Подарок судьбы, как говорится.
В конце второго марша нашелся у неё и второй не менее щедрый.
Перед ресторанной дверью со стены выпирал распределительный электроящик с полуоткрытой дверцей. Без замка. За ней оказались два десятка тумблеров над плашками, на которых значилось: "Боковая люстра", "Центральный вентилятор", "Основная люстра", "Подсветка сцены" и так далее до самого интересного - "Все люстры". Скажем, я их тушу, что будет в зале?
Я легонько тронул самый интересный тумблер. Только тронул. И прикрыл дверцу поплотнее, до хруста защелки.
Официант разговаривал со мной так, будто я обратился к нему на улице. Выяснилось, что он первый день на службе. Телился он неимоверно, но оливье, второй за день стейк, коньяк марки "Казахстан", лавашная лепешка, да и кофе, даже налитый в стакан с подстаканником, оказались на уровне. Чаевых я не пожалел, и малый не знал, что сказать.
Остались, я думаю, довольны мною и "хвостики". Рассиживался я больше часа, и, изображая клиентов, они отъелись за казенный счет дня на три впрок. А основание для утверждения Ибраевым их расходов я готовился обеспечить.
В Москве, принимая трехчасовую разницу во времени, Шлайн уже спал дома. Пора было ему звонить.
Телефонный аппарат стоял на стойке, под рукой кассира, пересчитывавшего пачку купюр по пятьсот тенге. Я вальяжно подошел и положил поверх пачки ещё четыре таких же. До этого малый, конечно, доложил, что невзрачный пиджачишко и штанцы с люстриновой ниткой прикрывают почти олигархическую плоть, и кассир без колебания дал добро на набор московского номера. В своем углу зала "хвостики" встрепенулись удовлетворенно. Будет о чем доносить. Не зря высиживали. Я видел, как они велели официанту принести ещё и пачку "Мальборо".

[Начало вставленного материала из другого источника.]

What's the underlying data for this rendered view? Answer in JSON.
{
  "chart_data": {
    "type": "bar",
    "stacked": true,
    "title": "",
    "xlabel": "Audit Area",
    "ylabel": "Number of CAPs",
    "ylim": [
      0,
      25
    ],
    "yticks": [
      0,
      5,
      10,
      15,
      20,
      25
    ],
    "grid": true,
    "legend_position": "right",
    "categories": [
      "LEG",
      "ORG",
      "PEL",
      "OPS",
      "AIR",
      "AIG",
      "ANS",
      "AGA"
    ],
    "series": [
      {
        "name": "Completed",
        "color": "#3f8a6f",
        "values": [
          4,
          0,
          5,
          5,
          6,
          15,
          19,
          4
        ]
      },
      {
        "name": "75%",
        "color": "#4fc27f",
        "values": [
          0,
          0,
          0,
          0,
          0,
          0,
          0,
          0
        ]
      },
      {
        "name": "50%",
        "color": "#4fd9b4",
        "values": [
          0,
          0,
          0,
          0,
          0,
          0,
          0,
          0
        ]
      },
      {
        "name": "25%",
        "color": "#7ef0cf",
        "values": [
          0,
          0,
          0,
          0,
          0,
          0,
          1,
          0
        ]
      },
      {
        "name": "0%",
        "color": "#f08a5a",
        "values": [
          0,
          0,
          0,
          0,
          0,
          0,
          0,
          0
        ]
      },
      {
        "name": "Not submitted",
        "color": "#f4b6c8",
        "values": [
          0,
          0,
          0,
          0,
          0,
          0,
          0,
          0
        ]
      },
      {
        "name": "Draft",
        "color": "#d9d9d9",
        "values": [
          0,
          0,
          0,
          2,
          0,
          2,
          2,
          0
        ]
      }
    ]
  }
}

Аппарат Ефима стоял на автоответчике. Шлайн попросил "после сигнала оставить послание". Он уехал из Москвы. Если бы нет, говорилось - "оставить сообщение".
- Все прекрасно в этом прекраснейшем из миров, - сказал я кассиру. Спасибо, ваше денежное степенство... Дома телефон молчит. Даже ночью. Жена ушла к другому. Или с другим и не снимает трубку.
- Обзаведетесь новой, невест навалом, - утешил вежливый философ и спросил вдогон: - А ваши деньги?
Я помахал рукой. Мол, жизнь и так практически не сложилась, незачем опошлять её закат беспокойством о презренном металле.